Ball State University (Muncie, IN)
Virtual World Heritage Ohio
Project Director: Kevin C. Nolan; John Fillwalk (co-project director)
Outright: $99,996
To Support: The development and testing of a prototype of an interactive three-dimensional simulation of the Newark Earthworks, one of Ohio’s Hopewell ceremonial centers.
University of Maryland, College Park (College Park,MD)
Advancing Community Digital Collections through Minimal Computing: The Lakeland Digital Archive*
Project Director: Trevor Muñoz
Outright: $99,993
To Support: The redesign of the Lakeland Digital Archive using minimal computing approaches and the creation of tutorials to teach other community organizations how to build and maintain digital public humanities projects.
President and Fellows of Harvard College (Cambridge, MA)
Mapping Color in History
Project Director: Jinah Kim
Outright: $99,017
To Support: The development of a pilot database and visualization tools that will allow users to search a large collection of paintings by pigment and to determine the time and location where particular works of art were painted based on the availability of pigments.
New York University (New York, New York)
Shanati: Reconstructing the Daily Ancient Babylonian Chronology in Synchronization with the Proleptic Julian Calendar
Project Director: Alexander R Jones
Outright: $100,000
To Support: A reconstruction of ancient chronology combining textual and astronomical data that will allow scholars to identify when past events took place with greater precision.
University of Nebraska, Board of Regents (University of Nebraska) (Lincoln, NE)

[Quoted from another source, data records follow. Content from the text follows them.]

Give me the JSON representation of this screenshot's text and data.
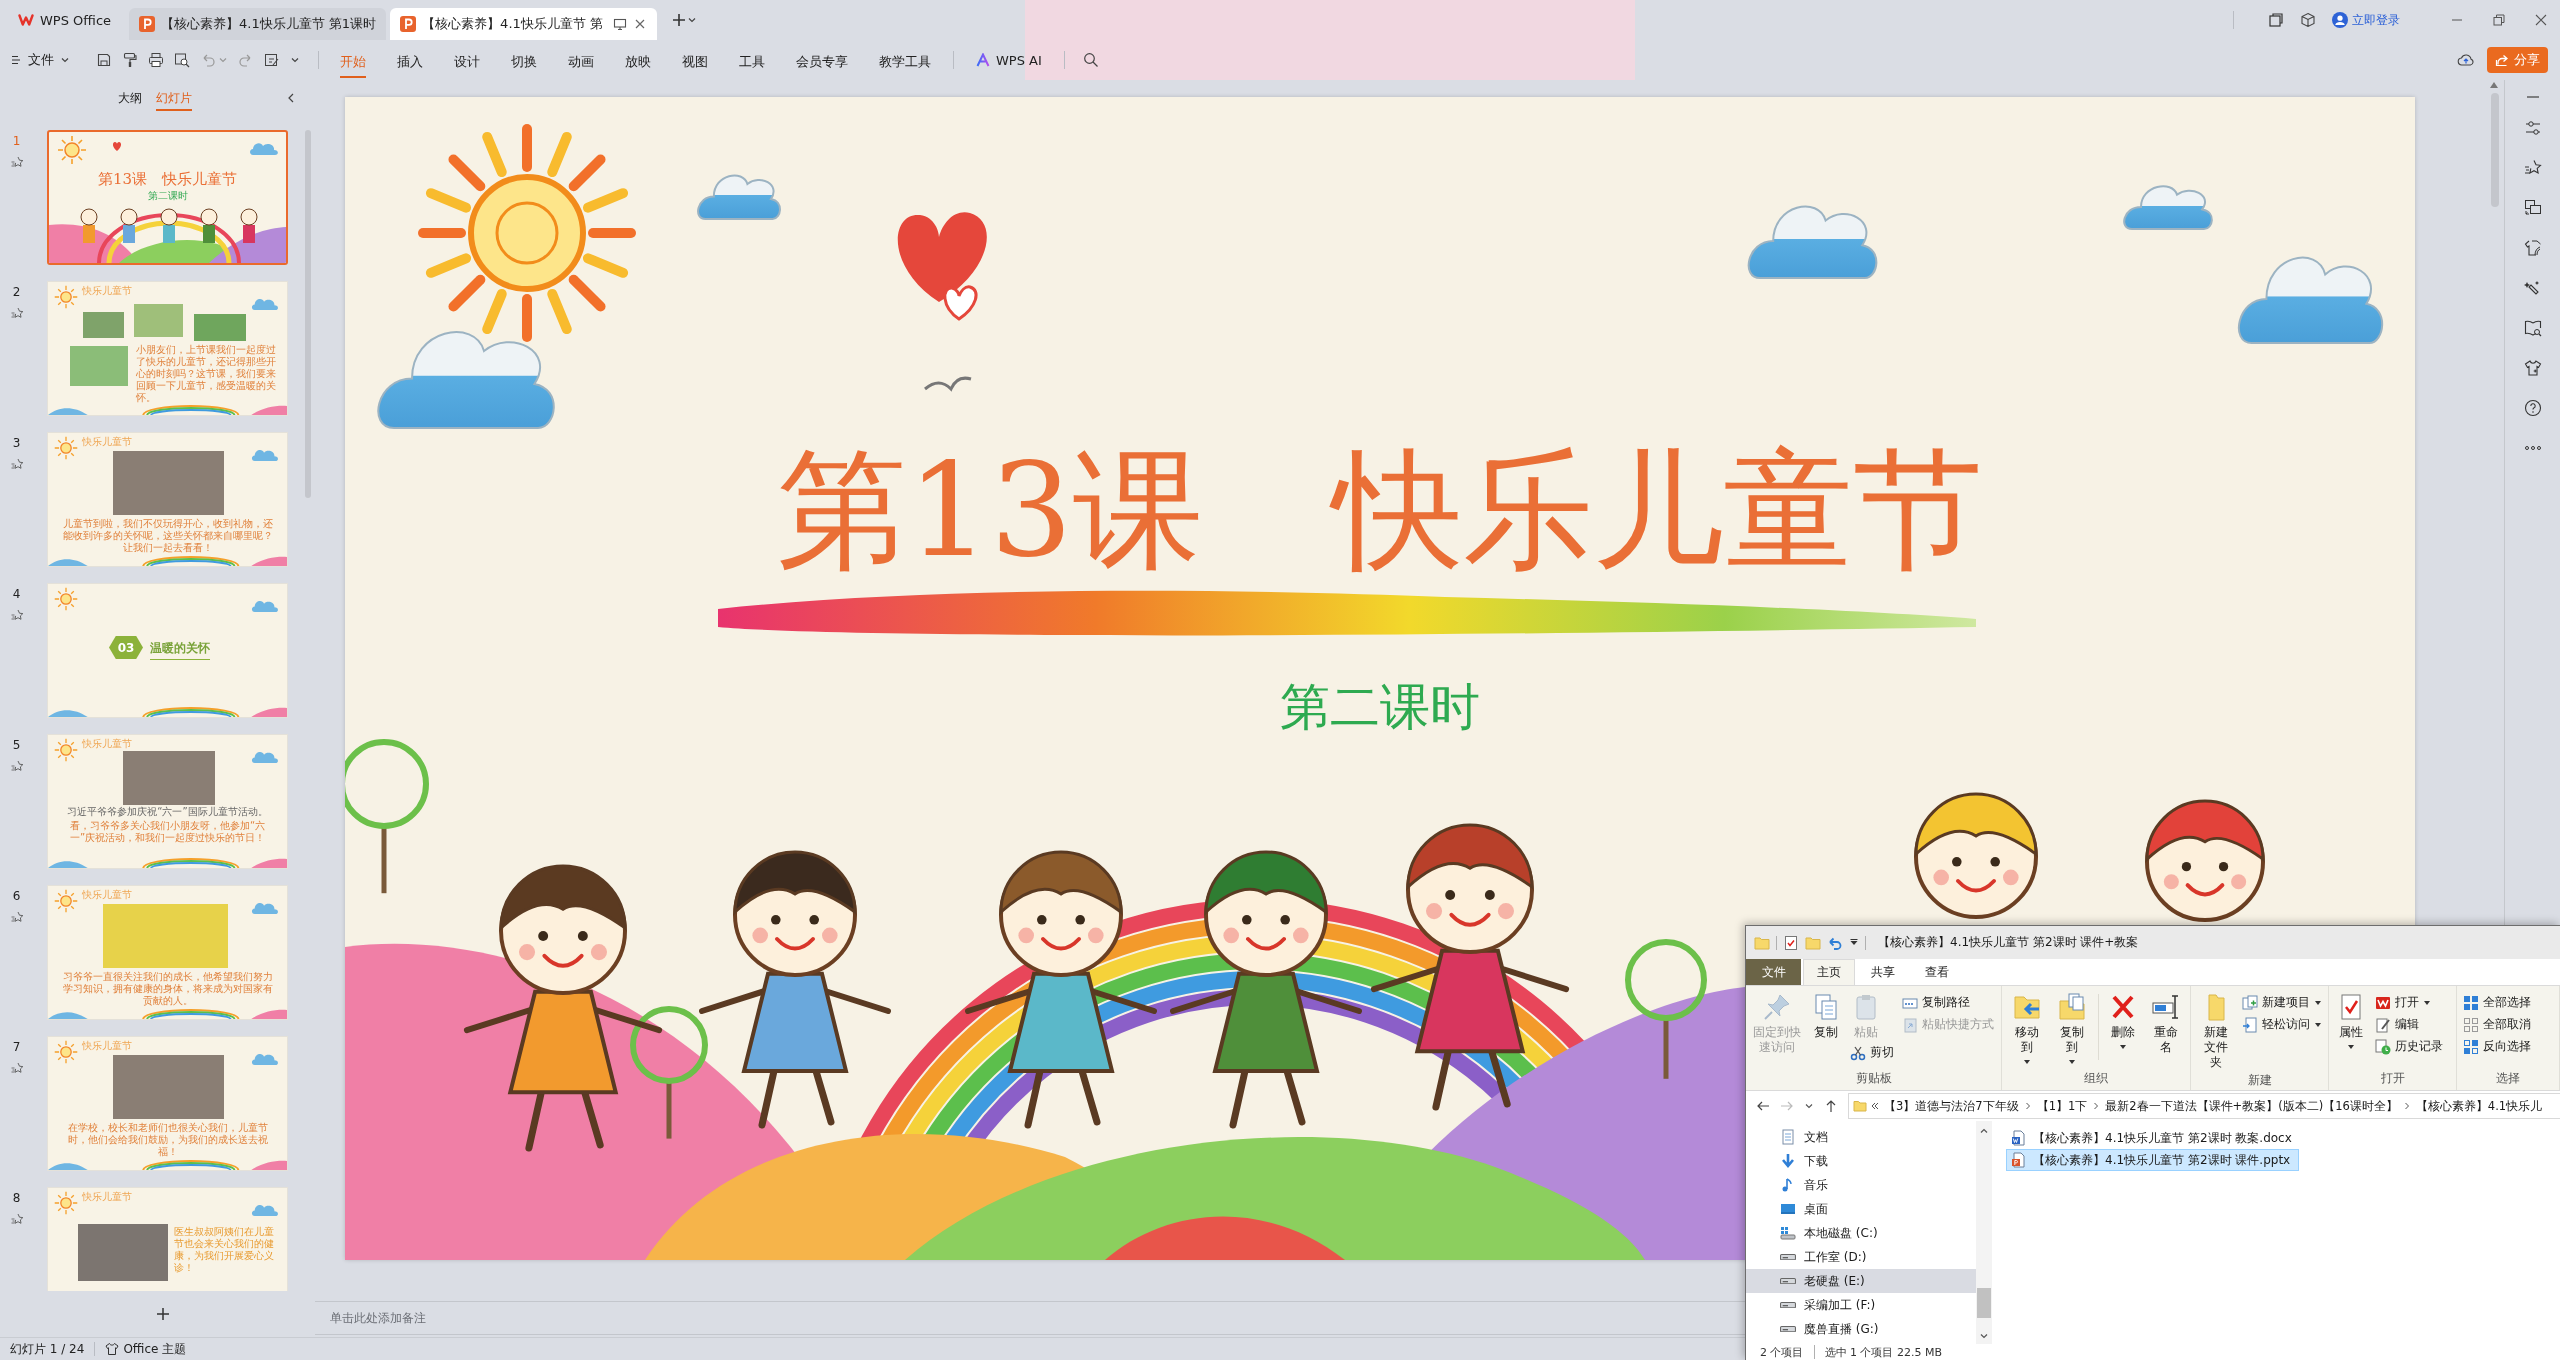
{
  "title_bar": {
    "app_name": "WPS Office",
    "tabs": [
      {
        "label": "【核心素养】4.1快乐儿童节 第1课时",
        "selected": false
      },
      {
        "label": "【核心素养】4.1快乐儿童节 第",
        "selected": true
      }
    ],
    "login": "立即登录"
  },
  "menu_bar": {
    "file_menu": "文件",
    "tabs": [
      {
        "label": "开始",
        "selected": true
      },
      {
        "label": "插入",
        "selected": false
      },
      {
        "label": "设计",
        "selected": false
      },
      {
        "label": "切换",
        "selected": false
      },
      {
        "label": "动画",
        "selected": false
      },
      {
        "label": "放映",
        "selected": false
      },
      {
        "label": "视图",
        "selected": false
      },
      {
        "label": "工具",
        "selected": false
      },
      {
        "label": "会员专享",
        "selected": false
      },
      {
        "label": "教学工具",
        "selected": false
      }
    ],
    "ai_button": "WPS AI",
    "share_button": "分享"
  },
  "slide_panel": {
    "views": [
      {
        "label": "大纲",
        "selected": false
      },
      {
        "label": "幻灯片",
        "selected": true
      }
    ],
    "slides": [
      {
        "number": "1",
        "selected": true,
        "kind": "title",
        "title": "第13课　快乐儿童节",
        "subtitle": "第二课时"
      },
      {
        "number": "2",
        "selected": false,
        "kind": "collage",
        "header": "快乐儿童节",
        "caption": "小朋友们，上节课我们一起度过了快乐的儿童节，还记得那些开心的时刻吗？这节课，我们要来回顾一下儿童节，感受温暖的关怀。"
      },
      {
        "number": "3",
        "selected": false,
        "kind": "photo",
        "header": "快乐儿童节",
        "caption": "儿童节到啦，我们不仅玩得开心，收到礼物，还能收到许多的关怀呢，这些关怀都来自哪里呢？让我们一起去看看！"
      },
      {
        "number": "4",
        "selected": false,
        "kind": "section",
        "badge": "03",
        "heading": "温暖的关怀"
      },
      {
        "number": "5",
        "selected": false,
        "kind": "photo",
        "header": "快乐儿童节",
        "note": "习近平爷爷参加庆祝“六一”国际儿童节活动。",
        "caption": "看，习爷爷多关心我们小朋友呀，他参加“六一”庆祝活动，和我们一起度过快乐的节日！"
      },
      {
        "number": "6",
        "selected": false,
        "kind": "illustration",
        "header": "快乐儿童节",
        "caption": "习爷爷一直很关注我们的成长，他希望我们努力学习知识，拥有健康的身体，将来成为对国家有贡献的人。"
      },
      {
        "number": "7",
        "selected": false,
        "kind": "photo",
        "header": "快乐儿童节",
        "caption": "在学校，校长和老师们也很关心我们，儿童节时，他们会给我们鼓励，为我们的成长送去祝福！"
      },
      {
        "number": "8",
        "selected": false,
        "kind": "photo_text",
        "header": "快乐儿童节",
        "text": "医生叔叔阿姨们在儿童节也会来关心我们的健康，为我们开展爱心义诊！"
      }
    ]
  },
  "slide": {
    "title": "第13课　快乐儿童节",
    "subtitle": "第二课时"
  },
  "notes": {
    "placeholder": "单击此处添加备注"
  },
  "status_bar": {
    "slide_counter": "幻灯片 1 / 24",
    "theme": "Office 主题"
  },
  "explorer": {
    "title": "【核心素养】4.1快乐儿童节 第2课时 课件+教案",
    "tabs": [
      {
        "label": "文件",
        "kind": "menu",
        "selected": false
      },
      {
        "label": "主页",
        "kind": "tab",
        "selected": true
      },
      {
        "label": "共享",
        "kind": "tab",
        "selected": false
      },
      {
        "label": "查看",
        "kind": "tab",
        "selected": false
      }
    ],
    "ribbon": {
      "clipboard": {
        "group": "剪贴板",
        "pin": {
          "label": "固定到快速访问",
          "disabled": true
        },
        "copy": {
          "label": "复制",
          "disabled": false
        },
        "paste": {
          "label": "粘贴",
          "disabled": true
        },
        "cut": {
          "label": "剪切",
          "disabled": false
        },
        "copy_path": {
          "label": "复制路径",
          "disabled": false
        },
        "paste_shortcut": {
          "label": "粘贴快捷方式",
          "disabled": true
        }
      },
      "organize": {
        "group": "组织",
        "move_to": {
          "label": "移动到",
          "disabled": false
        },
        "copy_to": {
          "label": "复制到",
          "disabled": false
        },
        "delete": {
          "label": "删除",
          "disabled": false
        },
        "rename": {
          "label": "重命名",
          "disabled": false
        }
      },
      "new": {
        "group": "新建",
        "new_folder": {
          "label": "新建文件夹",
          "disabled": false
        },
        "new_item": {
          "label": "新建项目",
          "disabled": false
        },
        "easy_access": {
          "label": "轻松访问",
          "disabled": false
        }
      },
      "open": {
        "group": "打开",
        "properties": {
          "label": "属性",
          "disabled": false
        },
        "open": {
          "label": "打开",
          "disabled": false
        },
        "edit": {
          "label": "编辑",
          "disabled": false
        },
        "history": {
          "label": "历史记录",
          "disabled": false
        }
      },
      "select": {
        "group": "选择",
        "select_all": {
          "label": "全部选择",
          "disabled": false
        },
        "select_none": {
          "label": "全部取消",
          "disabled": false
        },
        "invert": {
          "label": "反向选择",
          "disabled": false
        }
      }
    },
    "path": [
      "【3】道德与法治7下年级",
      "【1】1下",
      "最新2春一下道法【课件+教案】(版本二)【16课时全】",
      "【核心素养】4.1快乐儿"
    ],
    "nav": [
      {
        "label": "文档",
        "kind": "documents",
        "selected": false
      },
      {
        "label": "下载",
        "kind": "downloads",
        "selected": false
      },
      {
        "label": "音乐",
        "kind": "music",
        "selected": false
      },
      {
        "label": "桌面",
        "kind": "desktop",
        "selected": false
      },
      {
        "label": "本地磁盘 (C:)",
        "kind": "systemdrive",
        "selected": false
      },
      {
        "label": "工作室 (D:)",
        "kind": "drive",
        "selected": false
      },
      {
        "label": "老硬盘 (E:)",
        "kind": "drive",
        "selected": true
      },
      {
        "label": "采编加工 (F:)",
        "kind": "drive",
        "selected": false
      },
      {
        "label": "魔兽直播 (G:)",
        "kind": "drive",
        "selected": false
      }
    ],
    "files": [
      {
        "name": "【核心素养】4.1快乐儿童节 第2课时 教案.docx",
        "kind": "docx",
        "selected": false
      },
      {
        "name": "【核心素养】4.1快乐儿童节 第2课时 课件.pptx",
        "kind": "pptx",
        "selected": true
      }
    ],
    "status": {
      "count": "2 个项目",
      "selection": "选中 1 个项目 22.5 MB"
    }
  }
}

Revitalizing and Enhancing the Open Source 3D WebGIS of the MayaArch3D Project
Project Director: Heather Richards-Rissetto; Karin Dalziel (co-project director)
Outright: $50,000
To Support: Planning for the revitalization of the MayaArch3D project and documentation for using 3D WebGIS data in digital scholarship.
University of Nebraska, Board of Regents (University of Nebraska) (Lincoln, NE)
Digital Notation Across the Movement-Based Arts
Project Director: Stephen Ramsay; Brian Pytlik Zillig (co-project director); Susan Wiesner (co-project director)
Outright: $21,744
To Support: A workshop for scholars and practitioners to develop standard methods for digitally notating dance and other movement-based arts to enable easier preservation and analysis.
Duke University (Durham, NC)
The Sandcastle Workflow: A Malleable System for Visualizing Pre-modern Maps and Views
Project Director: Edward Triplett; Philip Stern (co-project director)
Outright: $99,339
To Support: Designing and implementing new spatial humanities practices to visualize and interpret pre-modern spaces, using the Portuguese text, Livro das Fortalezas, or Book of Fortresses, as a case study.
University of Texas, Austin (Austin, TX)
Enabling and Reusing Multilingual Citizen Contributions in the Archival Record
Project Director: Allyssa Anne Guzman
Outright: $303,277
To Support: Enabling multilingual citizen contributions to an existing open-source platform for transcribing and translating historical documents and adding these contributions to the archival record.
Utah Valley University (Orem, UT)
Digital Modeling of Western State Constitutional Conventions by Undergraduates: Extending the Quill Project
Project Director: Rodney Smith; Scott Paul (co-project director)
Outright: $324,791
To Support: Extending The Quill Project to include additional research by undergraduate history students to help create a digital model of archival materials that document US state constitutional conventions
Marshall University Research Corporation (Huntington, WV)
Accessibility in Digital Humanities: Making Clio Available to All*
Project Director: David Trowbridge
Outright: $98,809
To Support: A collaboration between Marshall University and the American Foundation for the Blind to develop enhanced accessibility features and related user documentation for the Clio project, a platform that allows educators and cultural institutions to design mobile tours for exploring local history and culture.